Implementation issues include phase-quantized DAC mapping, computational cost (often managed by FFT-based algorithms or low-complexity iterative schemes), and coding/mapping for multi-user support. Strict envelope preservation can be relaxed (near-CE) to further suppress autocorrelation/range sidelobes at negligible BER penalty (Zhu et al., 28 Oct 2025).
7. Trade-Offs, Parameter Selection, and Guidelines
Optimal operation hinges on trade-offs between envelope flatness (PAPR/CVE), spectral containment, autocorrelation properties, BER, throughput, and complexity:
- Parameter selection: Tightening phase-difference or amplitude constraints enhances envelope flatness at the cost of BER/reliability—selecting, e.g., –$0.6$ radians in PD-based designs gives strong PAPR suppression with minimal BER loss (Li et al., 17 Mar 2025).
- Tone-reservation schemes: Trading a fraction of subcarriers for envelope control requires balancing data/pilot overhead and desired PMEPR (Huang et al., 2015).
- Spectral shape and regulatory compliance: Optimal filter design under the CE constraint can achieve 30 dB sidelobe rejection without distorting orthogonality (Zhu et al., 28 Oct 2025).

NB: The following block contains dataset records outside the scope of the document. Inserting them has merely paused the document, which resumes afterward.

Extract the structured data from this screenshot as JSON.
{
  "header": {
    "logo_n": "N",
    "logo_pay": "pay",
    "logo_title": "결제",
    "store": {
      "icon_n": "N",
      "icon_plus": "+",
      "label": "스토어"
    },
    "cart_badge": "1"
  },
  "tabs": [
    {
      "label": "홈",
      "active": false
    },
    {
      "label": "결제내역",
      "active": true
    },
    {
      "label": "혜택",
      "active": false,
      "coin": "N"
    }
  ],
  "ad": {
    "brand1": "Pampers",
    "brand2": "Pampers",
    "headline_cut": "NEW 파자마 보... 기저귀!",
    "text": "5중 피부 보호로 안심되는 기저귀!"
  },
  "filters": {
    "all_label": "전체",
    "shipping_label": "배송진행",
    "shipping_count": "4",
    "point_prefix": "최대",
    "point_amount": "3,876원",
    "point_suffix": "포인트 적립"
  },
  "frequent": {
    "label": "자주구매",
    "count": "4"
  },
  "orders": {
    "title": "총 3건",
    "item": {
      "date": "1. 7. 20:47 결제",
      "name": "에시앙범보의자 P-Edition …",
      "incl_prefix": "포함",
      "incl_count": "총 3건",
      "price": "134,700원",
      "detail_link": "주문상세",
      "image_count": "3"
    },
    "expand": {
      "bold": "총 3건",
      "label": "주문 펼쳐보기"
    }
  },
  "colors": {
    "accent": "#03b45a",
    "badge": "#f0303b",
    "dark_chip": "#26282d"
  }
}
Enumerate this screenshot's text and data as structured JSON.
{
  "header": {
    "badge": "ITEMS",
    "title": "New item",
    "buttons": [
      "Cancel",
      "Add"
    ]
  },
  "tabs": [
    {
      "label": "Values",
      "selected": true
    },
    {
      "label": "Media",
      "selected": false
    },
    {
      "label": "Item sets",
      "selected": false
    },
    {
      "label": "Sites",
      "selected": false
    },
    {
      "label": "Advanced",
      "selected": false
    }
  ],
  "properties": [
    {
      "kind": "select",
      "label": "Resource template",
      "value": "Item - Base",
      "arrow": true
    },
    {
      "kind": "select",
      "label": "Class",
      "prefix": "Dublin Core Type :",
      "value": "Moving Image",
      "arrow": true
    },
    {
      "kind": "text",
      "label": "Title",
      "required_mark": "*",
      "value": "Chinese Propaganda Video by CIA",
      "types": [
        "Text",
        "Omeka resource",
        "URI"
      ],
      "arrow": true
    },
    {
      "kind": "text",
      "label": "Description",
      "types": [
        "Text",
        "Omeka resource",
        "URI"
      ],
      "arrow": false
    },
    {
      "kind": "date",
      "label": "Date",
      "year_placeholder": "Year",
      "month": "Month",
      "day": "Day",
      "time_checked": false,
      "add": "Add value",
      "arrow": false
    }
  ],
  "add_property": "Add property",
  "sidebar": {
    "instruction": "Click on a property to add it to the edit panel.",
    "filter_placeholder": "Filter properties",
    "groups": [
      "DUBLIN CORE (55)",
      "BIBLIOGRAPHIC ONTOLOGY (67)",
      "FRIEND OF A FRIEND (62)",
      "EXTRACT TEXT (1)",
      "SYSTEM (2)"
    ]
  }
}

- Multi-objective learning: Gradual loss scheduling in deep models is recommended for first ensuring low symbol error, then squeezing envelope variations with explicit PAPR/ACLR/ACPR penalties (Huleihel et al., 2020).
Empirical guidelines emphasize moderate constraint tightness, careful pilot/sequence design, oversampling for PAPR capture, and exploiting structure (e.g., periodicity, conjugate symmetry in FDMA) for receiver efficiency.
A near constant-envelope OFDM waveform is thus the result of diverse engineering and mathematical principles, with its realization context-dependent on system goals—be it high amplifier efficiency, robust ISAC performance, or compatibility with standardized frameworks. Algorithmic flexibility—from parametric phase law synthesis and convex optimization to machine learning—underpins current and emerging solutions in this area (Felton et al., 2023, Bouziane et al., 22 Aug 2025, Li et al., 17 Mar 2025, Huleihel et al., 2020, Huang et al., 2015, Zhu et al., 28 Oct 2025, Lu et al., 2023, Kumar et al., 22 Jan 2026, Felton et al., 2023, Renfors et al., 2021, Jacobsson et al., 2017).